Dr. Mike Robinson, LC Communication Studies Professor~
One of the scariest things that I ever saw happened on a very small scale on a very ordinary day a little over twenty years ago. Yet it chilled me to the core and still gives me goosebumps when I think about it to this very day.
At the time, I was living in a house in Bowling Green, Ohio, a town with a serious bias against renting to cat owners. After scouring a number of apartment complexes, I found this two-bedroom home. It was a little brick house on a slab that was placed strangely in a lot that created the impression that my yard was a public park. I loved this home for its very oddness. One of my favorite features was what I called “the Home Ec kitchen,” a large space with more cabinets than a single person could possibly need and the kind of big wall oven that I had always coveted since growing up watching The Brady Bunch.
Now my happy home did have a few downsides. It got very hot in the summer. There was a plant trying to grow in the back of the hall closet. And the place had plenty of insects. Crickets got in a lot. My cat ate them. However, there was an ant problem. The previous owners had very young children who left the carpet a sticky disaster. I imagine the ants had gotten quite used to some snacks here and there.

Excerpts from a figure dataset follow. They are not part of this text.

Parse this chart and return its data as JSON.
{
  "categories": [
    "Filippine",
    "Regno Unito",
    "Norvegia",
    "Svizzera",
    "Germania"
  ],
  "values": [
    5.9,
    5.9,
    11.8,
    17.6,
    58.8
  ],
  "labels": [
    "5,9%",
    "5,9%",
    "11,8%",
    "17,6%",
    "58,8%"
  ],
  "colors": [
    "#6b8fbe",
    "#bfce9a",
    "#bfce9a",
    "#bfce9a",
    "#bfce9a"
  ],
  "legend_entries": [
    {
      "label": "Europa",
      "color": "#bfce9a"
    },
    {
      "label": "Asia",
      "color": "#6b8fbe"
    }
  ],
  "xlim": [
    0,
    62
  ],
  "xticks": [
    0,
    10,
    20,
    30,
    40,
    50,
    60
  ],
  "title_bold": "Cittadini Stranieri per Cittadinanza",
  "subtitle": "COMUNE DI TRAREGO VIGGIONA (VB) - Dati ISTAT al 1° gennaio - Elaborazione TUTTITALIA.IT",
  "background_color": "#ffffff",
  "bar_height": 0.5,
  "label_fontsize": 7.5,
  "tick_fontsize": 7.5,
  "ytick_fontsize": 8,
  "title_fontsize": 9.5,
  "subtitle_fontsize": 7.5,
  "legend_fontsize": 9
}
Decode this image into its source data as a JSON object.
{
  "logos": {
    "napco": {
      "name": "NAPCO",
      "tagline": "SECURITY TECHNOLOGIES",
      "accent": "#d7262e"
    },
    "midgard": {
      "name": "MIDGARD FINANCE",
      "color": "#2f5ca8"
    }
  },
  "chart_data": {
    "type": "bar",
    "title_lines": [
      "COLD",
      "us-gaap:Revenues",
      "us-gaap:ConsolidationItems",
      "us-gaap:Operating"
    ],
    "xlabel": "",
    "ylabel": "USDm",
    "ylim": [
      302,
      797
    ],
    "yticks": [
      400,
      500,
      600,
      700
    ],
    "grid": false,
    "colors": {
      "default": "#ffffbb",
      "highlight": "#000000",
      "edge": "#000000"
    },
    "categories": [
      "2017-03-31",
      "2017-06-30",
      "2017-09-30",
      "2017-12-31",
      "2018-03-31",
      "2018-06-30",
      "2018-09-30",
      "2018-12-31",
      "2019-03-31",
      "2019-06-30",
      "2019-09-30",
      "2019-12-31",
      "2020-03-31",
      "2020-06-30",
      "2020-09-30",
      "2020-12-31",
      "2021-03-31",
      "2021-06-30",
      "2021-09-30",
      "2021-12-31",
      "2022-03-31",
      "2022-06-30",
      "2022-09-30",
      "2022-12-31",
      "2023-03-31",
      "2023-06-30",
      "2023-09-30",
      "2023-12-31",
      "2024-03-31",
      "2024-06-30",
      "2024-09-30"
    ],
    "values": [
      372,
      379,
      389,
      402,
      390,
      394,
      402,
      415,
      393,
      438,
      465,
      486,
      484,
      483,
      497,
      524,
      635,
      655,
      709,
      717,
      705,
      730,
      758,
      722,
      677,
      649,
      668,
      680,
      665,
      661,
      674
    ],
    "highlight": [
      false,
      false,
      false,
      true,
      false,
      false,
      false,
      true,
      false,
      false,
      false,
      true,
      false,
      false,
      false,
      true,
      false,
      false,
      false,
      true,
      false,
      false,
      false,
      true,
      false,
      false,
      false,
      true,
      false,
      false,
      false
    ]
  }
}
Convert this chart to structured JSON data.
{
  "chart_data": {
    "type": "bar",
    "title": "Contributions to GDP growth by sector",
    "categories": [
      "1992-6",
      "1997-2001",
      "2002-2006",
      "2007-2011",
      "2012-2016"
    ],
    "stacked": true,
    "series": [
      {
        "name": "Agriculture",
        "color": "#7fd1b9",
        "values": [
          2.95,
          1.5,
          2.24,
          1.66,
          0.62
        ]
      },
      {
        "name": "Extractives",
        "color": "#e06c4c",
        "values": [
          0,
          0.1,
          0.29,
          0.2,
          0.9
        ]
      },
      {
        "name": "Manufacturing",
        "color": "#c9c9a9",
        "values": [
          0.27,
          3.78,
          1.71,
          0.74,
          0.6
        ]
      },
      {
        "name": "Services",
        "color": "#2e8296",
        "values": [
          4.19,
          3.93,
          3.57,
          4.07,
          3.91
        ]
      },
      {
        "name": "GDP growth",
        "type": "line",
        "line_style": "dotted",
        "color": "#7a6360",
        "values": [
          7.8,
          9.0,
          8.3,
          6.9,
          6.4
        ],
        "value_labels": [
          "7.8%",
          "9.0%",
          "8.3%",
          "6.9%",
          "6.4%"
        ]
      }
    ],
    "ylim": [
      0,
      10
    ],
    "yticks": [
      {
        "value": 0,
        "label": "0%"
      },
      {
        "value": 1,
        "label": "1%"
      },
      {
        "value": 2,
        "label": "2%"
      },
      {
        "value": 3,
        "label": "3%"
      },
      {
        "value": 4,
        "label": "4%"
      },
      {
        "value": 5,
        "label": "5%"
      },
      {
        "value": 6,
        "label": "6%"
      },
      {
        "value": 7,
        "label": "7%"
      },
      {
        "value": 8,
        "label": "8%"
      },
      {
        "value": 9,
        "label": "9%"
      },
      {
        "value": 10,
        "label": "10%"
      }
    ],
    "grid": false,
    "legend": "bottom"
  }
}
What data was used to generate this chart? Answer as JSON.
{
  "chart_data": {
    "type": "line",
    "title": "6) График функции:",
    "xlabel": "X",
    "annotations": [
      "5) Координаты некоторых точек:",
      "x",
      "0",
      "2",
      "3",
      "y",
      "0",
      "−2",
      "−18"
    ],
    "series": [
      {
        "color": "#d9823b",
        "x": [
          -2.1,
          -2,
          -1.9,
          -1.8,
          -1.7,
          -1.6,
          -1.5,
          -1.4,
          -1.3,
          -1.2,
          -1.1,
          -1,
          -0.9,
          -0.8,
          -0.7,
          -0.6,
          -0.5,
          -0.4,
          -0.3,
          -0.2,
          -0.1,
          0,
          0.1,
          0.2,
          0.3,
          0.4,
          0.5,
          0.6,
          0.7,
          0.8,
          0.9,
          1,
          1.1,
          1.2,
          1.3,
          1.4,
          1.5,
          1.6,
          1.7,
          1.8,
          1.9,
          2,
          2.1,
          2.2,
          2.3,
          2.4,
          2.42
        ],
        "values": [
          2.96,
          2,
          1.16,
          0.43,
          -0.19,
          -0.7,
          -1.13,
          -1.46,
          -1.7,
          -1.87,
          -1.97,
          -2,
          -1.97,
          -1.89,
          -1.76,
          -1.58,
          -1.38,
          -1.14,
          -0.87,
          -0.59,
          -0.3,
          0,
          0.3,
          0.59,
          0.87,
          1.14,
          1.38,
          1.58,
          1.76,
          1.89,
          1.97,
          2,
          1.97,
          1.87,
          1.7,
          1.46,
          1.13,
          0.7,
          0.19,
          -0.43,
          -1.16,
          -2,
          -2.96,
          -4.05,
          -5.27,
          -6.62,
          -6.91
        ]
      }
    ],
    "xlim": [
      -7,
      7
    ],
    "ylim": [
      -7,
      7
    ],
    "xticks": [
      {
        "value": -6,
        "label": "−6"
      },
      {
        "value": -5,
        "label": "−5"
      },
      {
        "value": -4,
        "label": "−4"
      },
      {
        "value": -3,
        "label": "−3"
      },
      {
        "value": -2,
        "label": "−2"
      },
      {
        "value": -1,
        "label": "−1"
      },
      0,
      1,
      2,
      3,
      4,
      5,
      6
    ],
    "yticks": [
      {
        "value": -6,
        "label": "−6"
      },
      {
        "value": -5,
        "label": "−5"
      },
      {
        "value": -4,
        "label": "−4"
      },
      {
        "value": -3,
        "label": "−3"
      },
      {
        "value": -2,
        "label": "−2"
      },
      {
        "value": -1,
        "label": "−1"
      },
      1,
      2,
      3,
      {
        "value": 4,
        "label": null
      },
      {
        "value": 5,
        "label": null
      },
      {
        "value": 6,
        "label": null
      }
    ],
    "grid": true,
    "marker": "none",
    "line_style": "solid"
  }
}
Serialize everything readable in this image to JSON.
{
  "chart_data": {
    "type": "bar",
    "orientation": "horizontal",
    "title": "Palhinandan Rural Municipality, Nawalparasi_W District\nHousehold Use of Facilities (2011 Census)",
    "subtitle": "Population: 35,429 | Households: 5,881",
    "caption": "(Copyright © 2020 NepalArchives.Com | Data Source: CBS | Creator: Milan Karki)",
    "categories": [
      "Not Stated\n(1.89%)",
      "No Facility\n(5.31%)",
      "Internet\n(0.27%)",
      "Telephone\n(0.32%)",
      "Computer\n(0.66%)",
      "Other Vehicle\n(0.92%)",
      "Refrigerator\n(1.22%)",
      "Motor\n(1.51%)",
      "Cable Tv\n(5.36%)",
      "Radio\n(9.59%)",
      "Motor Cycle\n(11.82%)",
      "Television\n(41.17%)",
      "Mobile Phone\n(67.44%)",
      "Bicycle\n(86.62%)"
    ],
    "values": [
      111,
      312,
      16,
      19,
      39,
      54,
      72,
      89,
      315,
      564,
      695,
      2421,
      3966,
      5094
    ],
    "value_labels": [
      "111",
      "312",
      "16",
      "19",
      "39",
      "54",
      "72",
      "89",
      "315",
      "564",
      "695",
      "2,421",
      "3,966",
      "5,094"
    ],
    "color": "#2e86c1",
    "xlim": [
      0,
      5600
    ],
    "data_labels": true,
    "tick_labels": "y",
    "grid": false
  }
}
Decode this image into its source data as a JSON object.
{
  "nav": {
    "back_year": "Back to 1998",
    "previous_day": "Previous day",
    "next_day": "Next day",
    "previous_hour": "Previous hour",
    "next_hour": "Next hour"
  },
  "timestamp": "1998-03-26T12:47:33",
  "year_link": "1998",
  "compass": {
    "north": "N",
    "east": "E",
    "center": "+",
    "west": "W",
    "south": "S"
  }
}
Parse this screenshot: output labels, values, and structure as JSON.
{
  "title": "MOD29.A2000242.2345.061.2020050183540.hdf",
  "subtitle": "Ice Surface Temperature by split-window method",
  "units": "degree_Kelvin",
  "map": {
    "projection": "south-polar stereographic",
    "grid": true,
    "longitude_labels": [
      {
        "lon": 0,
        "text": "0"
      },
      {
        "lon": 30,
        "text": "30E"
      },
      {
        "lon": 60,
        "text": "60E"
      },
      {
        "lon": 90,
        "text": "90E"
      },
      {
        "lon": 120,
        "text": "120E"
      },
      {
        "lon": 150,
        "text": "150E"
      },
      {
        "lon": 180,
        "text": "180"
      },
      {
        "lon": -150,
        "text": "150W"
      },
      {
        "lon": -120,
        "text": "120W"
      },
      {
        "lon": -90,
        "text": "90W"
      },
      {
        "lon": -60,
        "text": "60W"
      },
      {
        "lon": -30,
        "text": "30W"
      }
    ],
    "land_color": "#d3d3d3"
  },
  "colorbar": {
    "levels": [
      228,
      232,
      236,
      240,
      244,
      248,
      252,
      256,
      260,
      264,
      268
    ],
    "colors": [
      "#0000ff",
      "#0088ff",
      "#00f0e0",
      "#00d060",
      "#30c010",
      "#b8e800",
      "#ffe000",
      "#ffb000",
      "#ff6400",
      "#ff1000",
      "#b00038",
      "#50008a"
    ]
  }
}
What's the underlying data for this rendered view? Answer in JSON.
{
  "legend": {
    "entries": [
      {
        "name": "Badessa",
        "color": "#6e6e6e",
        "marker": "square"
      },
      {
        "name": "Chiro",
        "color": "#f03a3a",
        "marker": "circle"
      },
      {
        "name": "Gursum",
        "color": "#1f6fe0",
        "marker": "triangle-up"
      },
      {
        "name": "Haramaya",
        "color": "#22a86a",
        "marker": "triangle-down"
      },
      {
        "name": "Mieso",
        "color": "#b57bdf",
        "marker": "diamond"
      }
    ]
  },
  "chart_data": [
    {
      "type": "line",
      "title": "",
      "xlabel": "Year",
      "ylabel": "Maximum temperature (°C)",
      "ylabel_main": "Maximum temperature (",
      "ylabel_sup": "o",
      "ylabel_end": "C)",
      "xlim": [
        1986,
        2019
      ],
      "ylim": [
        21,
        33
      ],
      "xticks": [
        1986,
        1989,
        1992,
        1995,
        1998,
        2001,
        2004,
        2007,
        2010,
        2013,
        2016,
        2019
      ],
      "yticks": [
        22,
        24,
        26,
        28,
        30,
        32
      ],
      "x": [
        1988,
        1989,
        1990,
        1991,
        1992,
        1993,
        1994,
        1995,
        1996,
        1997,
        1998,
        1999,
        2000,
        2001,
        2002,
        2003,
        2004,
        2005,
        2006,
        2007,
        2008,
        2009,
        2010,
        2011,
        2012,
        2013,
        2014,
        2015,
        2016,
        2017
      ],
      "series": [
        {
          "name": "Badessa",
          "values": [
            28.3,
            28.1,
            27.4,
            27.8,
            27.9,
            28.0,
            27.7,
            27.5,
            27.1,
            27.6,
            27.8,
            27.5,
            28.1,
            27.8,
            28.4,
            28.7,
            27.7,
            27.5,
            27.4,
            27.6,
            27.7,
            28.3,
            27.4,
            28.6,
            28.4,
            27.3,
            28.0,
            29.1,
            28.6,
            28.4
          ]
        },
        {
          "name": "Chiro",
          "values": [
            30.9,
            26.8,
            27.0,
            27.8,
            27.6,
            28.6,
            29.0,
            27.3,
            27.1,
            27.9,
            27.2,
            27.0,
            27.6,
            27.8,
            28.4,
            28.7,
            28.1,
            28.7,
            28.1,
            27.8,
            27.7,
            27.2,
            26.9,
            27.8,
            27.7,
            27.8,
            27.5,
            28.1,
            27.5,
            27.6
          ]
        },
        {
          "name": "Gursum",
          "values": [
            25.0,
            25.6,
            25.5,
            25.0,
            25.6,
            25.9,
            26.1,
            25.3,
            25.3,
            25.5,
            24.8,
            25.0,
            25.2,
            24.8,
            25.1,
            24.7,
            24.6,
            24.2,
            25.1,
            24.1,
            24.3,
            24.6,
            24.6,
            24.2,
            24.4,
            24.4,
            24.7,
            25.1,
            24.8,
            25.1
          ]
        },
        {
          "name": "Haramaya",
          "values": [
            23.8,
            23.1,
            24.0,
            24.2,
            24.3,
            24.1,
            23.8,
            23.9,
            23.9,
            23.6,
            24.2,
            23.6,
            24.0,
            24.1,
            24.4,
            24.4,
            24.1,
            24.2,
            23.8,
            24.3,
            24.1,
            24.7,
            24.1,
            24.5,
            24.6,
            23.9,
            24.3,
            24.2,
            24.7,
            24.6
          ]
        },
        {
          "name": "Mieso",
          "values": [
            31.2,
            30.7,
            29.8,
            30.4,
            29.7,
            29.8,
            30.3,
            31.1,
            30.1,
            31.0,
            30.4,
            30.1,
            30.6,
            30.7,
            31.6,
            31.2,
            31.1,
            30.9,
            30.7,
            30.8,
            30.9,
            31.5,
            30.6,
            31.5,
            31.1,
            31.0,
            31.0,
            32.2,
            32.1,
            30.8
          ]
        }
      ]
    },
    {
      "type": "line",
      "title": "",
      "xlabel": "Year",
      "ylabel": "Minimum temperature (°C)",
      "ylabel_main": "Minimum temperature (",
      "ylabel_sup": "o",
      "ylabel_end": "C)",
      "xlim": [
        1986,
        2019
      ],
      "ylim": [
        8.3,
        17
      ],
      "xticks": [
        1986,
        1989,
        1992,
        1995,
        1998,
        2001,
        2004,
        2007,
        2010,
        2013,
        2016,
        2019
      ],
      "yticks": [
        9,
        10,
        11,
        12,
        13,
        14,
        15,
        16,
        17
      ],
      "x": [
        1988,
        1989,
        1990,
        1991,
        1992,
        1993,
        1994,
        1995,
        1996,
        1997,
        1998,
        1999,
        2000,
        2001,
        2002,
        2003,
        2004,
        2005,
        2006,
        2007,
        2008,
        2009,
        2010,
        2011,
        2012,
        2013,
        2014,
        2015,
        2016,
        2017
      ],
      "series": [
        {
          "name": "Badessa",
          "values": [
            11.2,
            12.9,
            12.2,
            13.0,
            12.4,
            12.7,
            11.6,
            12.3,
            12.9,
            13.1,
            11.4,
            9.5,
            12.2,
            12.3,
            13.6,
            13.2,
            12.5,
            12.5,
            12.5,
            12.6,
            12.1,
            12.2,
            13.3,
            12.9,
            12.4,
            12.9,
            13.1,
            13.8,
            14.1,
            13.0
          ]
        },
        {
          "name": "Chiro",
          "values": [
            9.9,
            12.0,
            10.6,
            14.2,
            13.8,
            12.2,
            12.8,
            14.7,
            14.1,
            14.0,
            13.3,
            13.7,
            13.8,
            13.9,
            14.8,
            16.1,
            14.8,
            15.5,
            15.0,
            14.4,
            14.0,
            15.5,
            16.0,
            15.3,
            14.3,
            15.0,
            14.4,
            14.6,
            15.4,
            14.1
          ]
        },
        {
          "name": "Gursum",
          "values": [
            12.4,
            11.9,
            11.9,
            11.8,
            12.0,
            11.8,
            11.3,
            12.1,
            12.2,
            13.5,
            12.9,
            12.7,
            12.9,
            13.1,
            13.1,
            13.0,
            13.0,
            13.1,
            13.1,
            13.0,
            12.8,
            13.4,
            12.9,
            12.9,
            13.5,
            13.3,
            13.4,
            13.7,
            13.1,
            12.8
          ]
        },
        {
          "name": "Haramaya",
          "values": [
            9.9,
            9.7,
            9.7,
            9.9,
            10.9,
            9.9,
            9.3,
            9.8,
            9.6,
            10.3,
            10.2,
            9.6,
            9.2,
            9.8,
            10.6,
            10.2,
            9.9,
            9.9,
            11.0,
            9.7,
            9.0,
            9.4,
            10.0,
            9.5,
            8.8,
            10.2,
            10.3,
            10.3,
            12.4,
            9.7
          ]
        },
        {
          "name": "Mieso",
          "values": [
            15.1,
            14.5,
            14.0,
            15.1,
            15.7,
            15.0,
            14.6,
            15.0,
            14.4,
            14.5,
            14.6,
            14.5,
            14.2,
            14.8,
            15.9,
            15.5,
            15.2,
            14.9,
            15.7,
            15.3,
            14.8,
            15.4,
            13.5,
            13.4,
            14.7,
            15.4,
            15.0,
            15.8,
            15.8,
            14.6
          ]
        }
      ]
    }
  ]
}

There were two main groups of ants. The big black ones sometimes made their way into the bathroom, but by the time the events of this story occurred, I had pretty much defeated them in an epic battle of poison and more poison. The other group of ants was smaller and, in a way, kind of comical. They swarmed in the laundry room from time to time, swirling around in easily vacuumed up clumps. The tiny ants and I had reached a state of détente, peacefully coexisting as long as they stayed in their place.
One day though, I made a mistake. I put a pizza box next to the trash under the sink. The lure proved irresistible to the family Formicidae. Overnight they launched an expedition and established a supply line running bits of cheese and bread back to their domain. As invasions go though, it was fairly courteous. They skirted along the side under the eaves of the cabinet above.
But that was their fatal error. Unbeknownst to them and me, something had chosen an ideal position from which to hunt. And so, as I watched the ant parade, a disturbingly and impossibly long set of arachnid legs slowly unfurled from above and plucked up a worker from the trail.
Like that, the ant was gone.
Ants being ants, they just trudged along with enviable single-mindedness. I was left feeling the dread. One of them had just been picked off, erased, and none of her hive mates knew any better. In numbers, ants can be quite formidable, but the attack was so stealthy no insectoid equivalent of alarm was raised.
Predation is a fact of the natural world, but this felt like something more to me – a lesson in the cold and random nature of the universe.